LXD has a privileged daemon that exposes a REST API over a local UNIX socket and over the network (if enabled). You can access it through a command line tool, but it always communicates with REST API calls. It will always function the same whether the client is on your local machine or somewhere on a remote server.
LXD can scale from one local machine to several thousand remote machines. Like Docker, it is image-based, with images available for the more popular Linux distributions. Canonical, the company that owns Ubuntu, is financing the development of LXD, so it will always run on the latest versions of Ubuntu and other similar Linux operating systems.
LXD integrates seamlessly with OpenNebula and OpenStack standards.
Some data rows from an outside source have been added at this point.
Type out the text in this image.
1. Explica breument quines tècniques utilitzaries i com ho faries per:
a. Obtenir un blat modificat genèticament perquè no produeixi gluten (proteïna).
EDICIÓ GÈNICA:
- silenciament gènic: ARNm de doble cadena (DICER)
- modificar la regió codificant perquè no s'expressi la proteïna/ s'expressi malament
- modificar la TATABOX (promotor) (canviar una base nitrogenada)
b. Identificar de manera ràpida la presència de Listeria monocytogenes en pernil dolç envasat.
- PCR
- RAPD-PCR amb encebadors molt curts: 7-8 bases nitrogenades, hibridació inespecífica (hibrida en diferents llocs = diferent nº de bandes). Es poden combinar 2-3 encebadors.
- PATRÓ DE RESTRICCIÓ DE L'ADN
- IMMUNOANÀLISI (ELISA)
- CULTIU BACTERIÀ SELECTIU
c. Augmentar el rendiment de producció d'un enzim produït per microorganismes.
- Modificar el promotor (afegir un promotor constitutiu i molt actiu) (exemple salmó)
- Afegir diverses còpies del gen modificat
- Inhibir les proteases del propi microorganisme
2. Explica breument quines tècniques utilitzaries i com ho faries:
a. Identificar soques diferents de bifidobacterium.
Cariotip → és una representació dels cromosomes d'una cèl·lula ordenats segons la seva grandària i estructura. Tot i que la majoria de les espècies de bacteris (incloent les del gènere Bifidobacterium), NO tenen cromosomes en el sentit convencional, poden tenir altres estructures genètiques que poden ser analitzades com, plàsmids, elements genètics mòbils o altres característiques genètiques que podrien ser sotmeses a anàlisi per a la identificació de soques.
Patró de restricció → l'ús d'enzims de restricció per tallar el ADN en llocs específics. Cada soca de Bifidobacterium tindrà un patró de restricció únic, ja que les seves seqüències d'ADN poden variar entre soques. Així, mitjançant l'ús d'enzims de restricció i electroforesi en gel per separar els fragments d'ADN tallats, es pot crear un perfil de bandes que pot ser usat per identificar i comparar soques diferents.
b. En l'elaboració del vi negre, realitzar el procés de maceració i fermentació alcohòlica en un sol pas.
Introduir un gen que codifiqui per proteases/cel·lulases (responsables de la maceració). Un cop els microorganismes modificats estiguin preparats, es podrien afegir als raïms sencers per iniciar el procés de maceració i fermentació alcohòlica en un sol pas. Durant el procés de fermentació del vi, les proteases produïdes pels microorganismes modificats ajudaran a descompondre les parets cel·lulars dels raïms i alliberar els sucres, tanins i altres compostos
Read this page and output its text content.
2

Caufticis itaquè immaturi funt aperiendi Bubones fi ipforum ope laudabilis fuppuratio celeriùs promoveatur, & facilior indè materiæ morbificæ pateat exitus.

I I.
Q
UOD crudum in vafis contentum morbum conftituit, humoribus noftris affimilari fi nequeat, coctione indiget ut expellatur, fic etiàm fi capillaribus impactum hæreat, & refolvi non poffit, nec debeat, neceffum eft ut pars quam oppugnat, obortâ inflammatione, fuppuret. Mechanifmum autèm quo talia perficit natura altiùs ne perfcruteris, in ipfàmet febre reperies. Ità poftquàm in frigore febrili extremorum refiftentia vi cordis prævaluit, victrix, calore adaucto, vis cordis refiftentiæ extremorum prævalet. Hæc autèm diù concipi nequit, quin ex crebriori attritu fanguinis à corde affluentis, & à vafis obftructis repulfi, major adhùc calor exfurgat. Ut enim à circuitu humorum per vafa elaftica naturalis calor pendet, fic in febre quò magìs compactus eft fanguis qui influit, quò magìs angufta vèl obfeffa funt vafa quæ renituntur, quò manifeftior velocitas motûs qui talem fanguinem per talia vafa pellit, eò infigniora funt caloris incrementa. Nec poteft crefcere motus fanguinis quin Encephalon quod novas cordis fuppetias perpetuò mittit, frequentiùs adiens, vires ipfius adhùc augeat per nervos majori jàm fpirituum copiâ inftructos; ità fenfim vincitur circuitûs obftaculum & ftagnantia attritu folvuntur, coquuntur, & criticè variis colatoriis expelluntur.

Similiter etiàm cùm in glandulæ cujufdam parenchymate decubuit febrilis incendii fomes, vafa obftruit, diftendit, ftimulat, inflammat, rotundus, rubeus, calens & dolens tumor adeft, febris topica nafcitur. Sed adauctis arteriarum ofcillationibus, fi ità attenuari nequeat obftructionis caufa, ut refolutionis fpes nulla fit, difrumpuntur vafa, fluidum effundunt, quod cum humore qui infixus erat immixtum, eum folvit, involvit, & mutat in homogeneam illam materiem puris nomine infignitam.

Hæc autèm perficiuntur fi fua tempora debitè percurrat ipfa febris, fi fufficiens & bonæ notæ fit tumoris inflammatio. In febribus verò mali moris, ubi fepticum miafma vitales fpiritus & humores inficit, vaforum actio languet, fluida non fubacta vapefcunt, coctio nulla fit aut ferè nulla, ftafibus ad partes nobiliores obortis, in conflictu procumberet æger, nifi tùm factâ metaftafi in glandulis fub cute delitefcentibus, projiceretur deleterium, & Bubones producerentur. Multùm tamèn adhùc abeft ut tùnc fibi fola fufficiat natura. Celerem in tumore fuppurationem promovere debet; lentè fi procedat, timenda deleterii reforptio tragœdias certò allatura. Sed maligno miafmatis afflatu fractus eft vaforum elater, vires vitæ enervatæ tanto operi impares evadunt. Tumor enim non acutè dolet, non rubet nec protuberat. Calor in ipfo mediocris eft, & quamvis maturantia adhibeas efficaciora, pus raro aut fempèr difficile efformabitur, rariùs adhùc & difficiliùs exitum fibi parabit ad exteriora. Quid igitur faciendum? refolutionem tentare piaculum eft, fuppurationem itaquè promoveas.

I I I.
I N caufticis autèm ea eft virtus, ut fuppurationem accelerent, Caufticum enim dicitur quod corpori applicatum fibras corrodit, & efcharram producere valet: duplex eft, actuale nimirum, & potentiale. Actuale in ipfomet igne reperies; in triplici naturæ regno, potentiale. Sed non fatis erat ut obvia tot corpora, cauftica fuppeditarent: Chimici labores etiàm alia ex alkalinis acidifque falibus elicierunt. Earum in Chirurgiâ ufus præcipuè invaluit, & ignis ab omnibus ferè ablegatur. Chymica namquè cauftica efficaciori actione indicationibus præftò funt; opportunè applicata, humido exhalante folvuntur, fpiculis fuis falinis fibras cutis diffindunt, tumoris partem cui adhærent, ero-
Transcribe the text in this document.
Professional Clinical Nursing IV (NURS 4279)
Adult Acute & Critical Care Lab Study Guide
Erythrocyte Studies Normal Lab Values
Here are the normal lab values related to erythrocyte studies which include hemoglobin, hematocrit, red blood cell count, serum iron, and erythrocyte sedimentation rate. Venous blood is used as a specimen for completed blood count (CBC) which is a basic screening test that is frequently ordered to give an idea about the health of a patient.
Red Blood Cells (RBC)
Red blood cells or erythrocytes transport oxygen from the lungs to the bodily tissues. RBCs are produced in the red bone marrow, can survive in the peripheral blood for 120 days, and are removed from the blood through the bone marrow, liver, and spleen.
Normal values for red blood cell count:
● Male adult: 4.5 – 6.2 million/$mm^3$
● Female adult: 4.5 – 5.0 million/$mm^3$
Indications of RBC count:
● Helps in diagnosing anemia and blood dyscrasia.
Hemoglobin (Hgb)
Technically, LXD is written “on top” of LXC (both are using the same liblxc library and Go language to create containers) but the goal of LXD is to improve user experience compared to LXC.
Docker Forever or Not?
Docker boasts 11 million developers, 7 million applications and 13 billion monthly image downloads. To say that Docker is still the leader would be an understatement. However, this article shows that replacing one or more parts of the Docker software stack is possible, often without compatibility problems. Alternatives do exist, with security as the main goal compared to what Docker offers.